Lords Amendment: In page 74, line 33, after "made" insert:
or that there has been any substantial change in circumstances".
§ Mr. Walker-Smith
I beg to move, That this House doth agree with the Lords in the said Amendment.
This is the only Amendment arising out of Part VIII, which deals with the management of property and affairs of patients and which some of us find not the least difficult part of the Bill. The Amendment is designed to ensure that the court's power to vary a settlement shall continue to be as wide as it now is under Section 171 of the Law of Property Act, 1925. A settlement made under that Section may be varied where the court is satisfied that any material factor was not disclosed at the time the settlement was made, and also on account of any substantial change in circumstance. By the Eighth Schedule to the Bill, Section 171 of the Law of Property Act is repealed in toto.
When the Bill was prepared we thought that the power to vary settlements should be kept as narrow as possible, and that view is reflected in the drafting of subsection (4) of the Clause. It limits the 1707 power to vary to cases where there has been non-disclosure of material facts, and this extends it to the other ground under the Law of Property Act which was on account of any substantial change in circumstances.

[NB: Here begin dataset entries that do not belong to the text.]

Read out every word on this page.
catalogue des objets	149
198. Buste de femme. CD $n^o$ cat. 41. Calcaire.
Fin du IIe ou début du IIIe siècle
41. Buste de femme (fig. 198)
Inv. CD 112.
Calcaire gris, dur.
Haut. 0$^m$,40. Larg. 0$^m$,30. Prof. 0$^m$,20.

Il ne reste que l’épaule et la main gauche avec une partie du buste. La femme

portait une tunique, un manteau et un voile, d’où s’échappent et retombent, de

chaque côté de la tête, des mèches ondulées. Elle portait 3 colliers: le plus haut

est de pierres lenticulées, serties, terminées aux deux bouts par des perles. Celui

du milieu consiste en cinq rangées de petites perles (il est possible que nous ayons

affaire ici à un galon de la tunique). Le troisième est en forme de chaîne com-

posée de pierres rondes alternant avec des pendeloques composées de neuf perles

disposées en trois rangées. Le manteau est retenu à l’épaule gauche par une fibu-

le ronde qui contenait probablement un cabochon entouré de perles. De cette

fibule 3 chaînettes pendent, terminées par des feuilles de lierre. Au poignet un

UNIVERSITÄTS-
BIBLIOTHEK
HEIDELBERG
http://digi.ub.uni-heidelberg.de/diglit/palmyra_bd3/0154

What was then thought was that the court would write into the settlement the appropriate procedure for variation, if any were likely to be needed.
It now appears that a number of settlements made by the Judge in Lunacy under Section 171 of the Law of Property Act have contained no express power to vary, because reliance was placed on the court's statutory power. In any case, we should have had to introduce a transitional provision to prevent hardship arising in that type of case. That being so, it seems better in the interests of simplicity, to maintain the court's existing powers under Section 171 (7) of the Law of Property Act unimpaired.
§ Question put and agreed to.
§ Subsequent Lords Amendment agreed to.